Britain is expected to build all eight ships in the planned Anglo-Dutch amphibious fleet, including the four vessels destined for the Royal Netherlands Navy, Defence Minister Luke Pollard has confirmed.

Speaking to a joint session of the Treasury and Defence Committees on 8 July about the government’s plans to maintain a continuous shipbuilding workload, the day after Prime Ministers Keir Starmer and Rob Jetten signed the £2.4 billion agreement at the NATO summit in Ankara, Pollard described the arrangement with the Netherlands as an export success for British industry. He cited “the agreement that we have made with the Netherlands to build the new Amphibious Transport Ships, both for the United Kingdom and, importantly, us building them for the Netherlands as well,” adding: “that is effectively an export campaign win.”

The joint programme covers eight Amphibious Transport Ships, with four intended for the Royal Navy and four for the Royal Netherlands Navy, and Pollard’s comments therefore indicate that all eight vessels are intended to be constructed in Britain, although the final allocation of work between UK shipyards has yet to be decided. He said he could not identify the yards involved because the programme has not completed procurement, adding that work could be distributed across several sites through block construction. “To a certain extent I can’t say which yards yet because that hasn’t been procured, but that could be across a number of our new shipbuilding projects, that could be block builds,” he said.

Block building, in which sections of a ship are constructed at different yards before final assembly at one site, would spread the amphibious work beyond a single facility, and the evidence leaves the field open days after Navantia UK publicly positioned its Harland and Wolff yard in Belfast for the programme, telling the UK Defence Journal the £98.5 million recapitalised site gives the UK a proven, sovereign capability to build the vessels. The overall number and the intention to build the Dutch vessels in Britain are now clear, while the precise industrial strategy, contracting structure and geographical distribution of the work remain unresolved, with the final build locations depending on the procurement process and the government’s wider effort to sustain shipbuilding activity across the Clyde, Rosyth and other British yards.

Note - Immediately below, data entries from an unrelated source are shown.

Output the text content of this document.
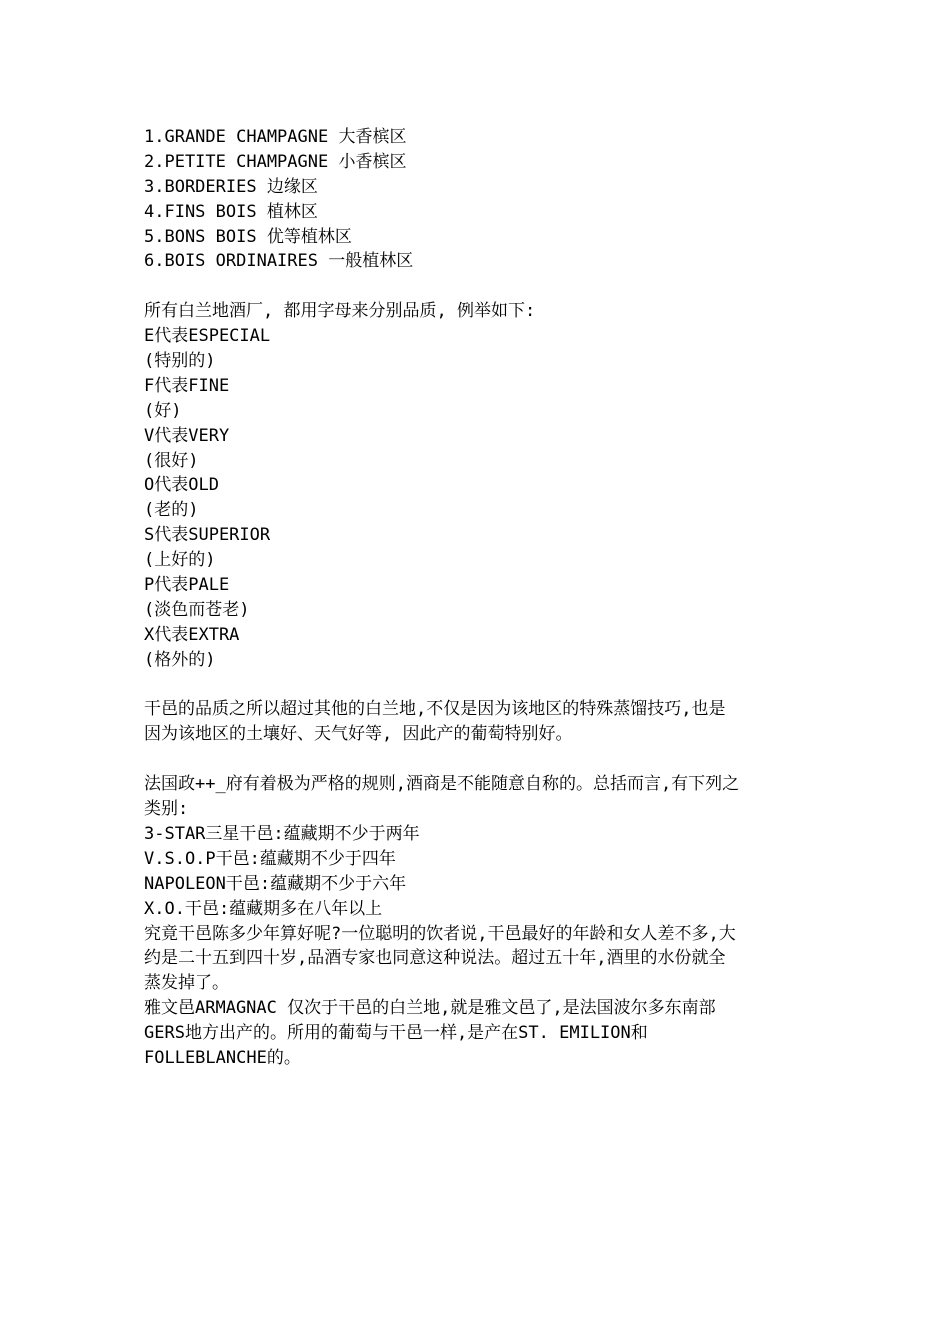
1.GRANDE CHAMPAGNE 大香槟区
2.PETITE CHAMPAGNE 小香槟区
3.BORDERIES 边缘区
4.FINS BOIS 植林区
5.BONS BOIS 优等植林区
6.BOIS ORDINAIRES 一般植林区
所有白兰地酒厂, 都用字母来分别品质, 例举如下:
E代表ESPECIAL
(特别的)
F代表FINE
(好)
V代表VERY
(很好)
O代表OLD
(老的)
S代表SUPERIOR
(上好的)
P代表PALE
(淡色而苍老)
X代表EXTRA
(格外的)
干邑的品质之所以超过其他的白兰地,不仅是因为该地区的特殊蒸馏技巧,也是
因为该地区的土壤好、天气好等, 因此产的葡萄特别好。
法国政++_府有着极为严格的规则,酒商是不能随意自称的。总括而言,有下列之
类别:
3-STAR三星干邑:蕴藏期不少于两年
V.S.O.P干邑:蕴藏期不少于四年
NAPOLEON干邑:蕴藏期不少于六年
X.O.干邑:蕴藏期多在八年以上
究竟干邑陈多少年算好呢?一位聪明的饮者说,干邑最好的年龄和女人差不多,大
约是二十五到四十岁,品酒专家也同意这种说法。超过五十年,酒里的水份就全
蒸发掉了。
雅文邑ARMAGNAC 仅次于干邑的白兰地,就是雅文邑了,是法国波尔多东南部
GERS地方出产的。所用的葡萄与干邑一样,是产在ST. EMILION和
FOLLEBLANCHE的。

Previous government information described the £2.4 billion programme as involving ships built in UK yards alongside Dutch industry, based on a Dutch design, with each vessel approximately 160 metres long and displacing around 15,000 tonnes, carrying troops, vehicles and equipment including drones, and fitted with flight decks able to operate current and future long-range uncrewed systems. The work is expected to support hundreds of skilled UK jobs, and the first ship is intended to enter service during the 2030s, with Pollard telling the House of Commons earlier this week that the programme restores a dedicated amphibious capability following the withdrawal of HMS Albion and HMS Bulwark. “We are working with the Netherlands to develop a joint capability, and our ambition is for the first ship to enter service in the 2030s,” he said.

The Amphibious Transport Ship programme replaced the Royal Navy’s earlier Multi-Role Strike Ship proposal, which envisaged up to six substantially larger vessels of between 25,000 and 40,000 tonnes, after the government concluded the previous concept was too complex and no longer aligned with its planned model for the Commando Force. A joint design was first pursued under Project Catherina, signed in 2023 on the fiftieth anniversary of the UK-Netherlands Amphibious Force, before being set aside in 2024 when the two nations judged their requirements too divergent, a position the Defence Investment Plan has now reversed in favour of the Dutch-led concept.

The Royal Navy has had no dedicated amphibious assault ship since Albion and Bulwark were retired in late 2024 and subsequently sold to Brazil, and building all eight hulls in Britain gives UK yards a second export programme alongside the five Type 26 frigates being built for Norway, which Pollard told the same session has extended Clyde production by fifteen years.

George Allison
George Allison is the founder and editor of the UK Defence Journal. He holds a degree in Cyber Security from Glasgow Caledonian University and specialises in naval and cyber security topics. George has appeared on national radio and television to provide commentary on defence and security issues. Twitter: @geoallison

4 COMMENTS

  1. I wonder what the ‘planned model for the Commando Force’ actually is. Attempting a contested landing in the modern world would probably not be a good idea, but normally ships are designed around a fairly specific operating concept that dictates how big they are and what they are designed to carry. ‘Amphibious assault’ is a concept that seems to have been heavily debated in recent years without any obvious conclusion.

  2. Short of massive investment in Rosyth there’s no way it can be anyone other than H&W to build 8 largish ships in that timeframe.
    Excellent news, though!

    • I hate to be negative but H&W hasn’t built anything for decades.

      Rosyth hasn’t finished a T31 yet.

      BAE hasn’t finished a T26 yet…

      This is a great export success if it has commercial backbone. However, I scent that it enabled T32 or T31BII to be quietly ditched in favour of unproven drones that will struggle in high sea states.

  3. Hopefully a joint project will prevent cost cutting that happened with the Albion around the helicopter bay that heavily impacted their usefulness outside war.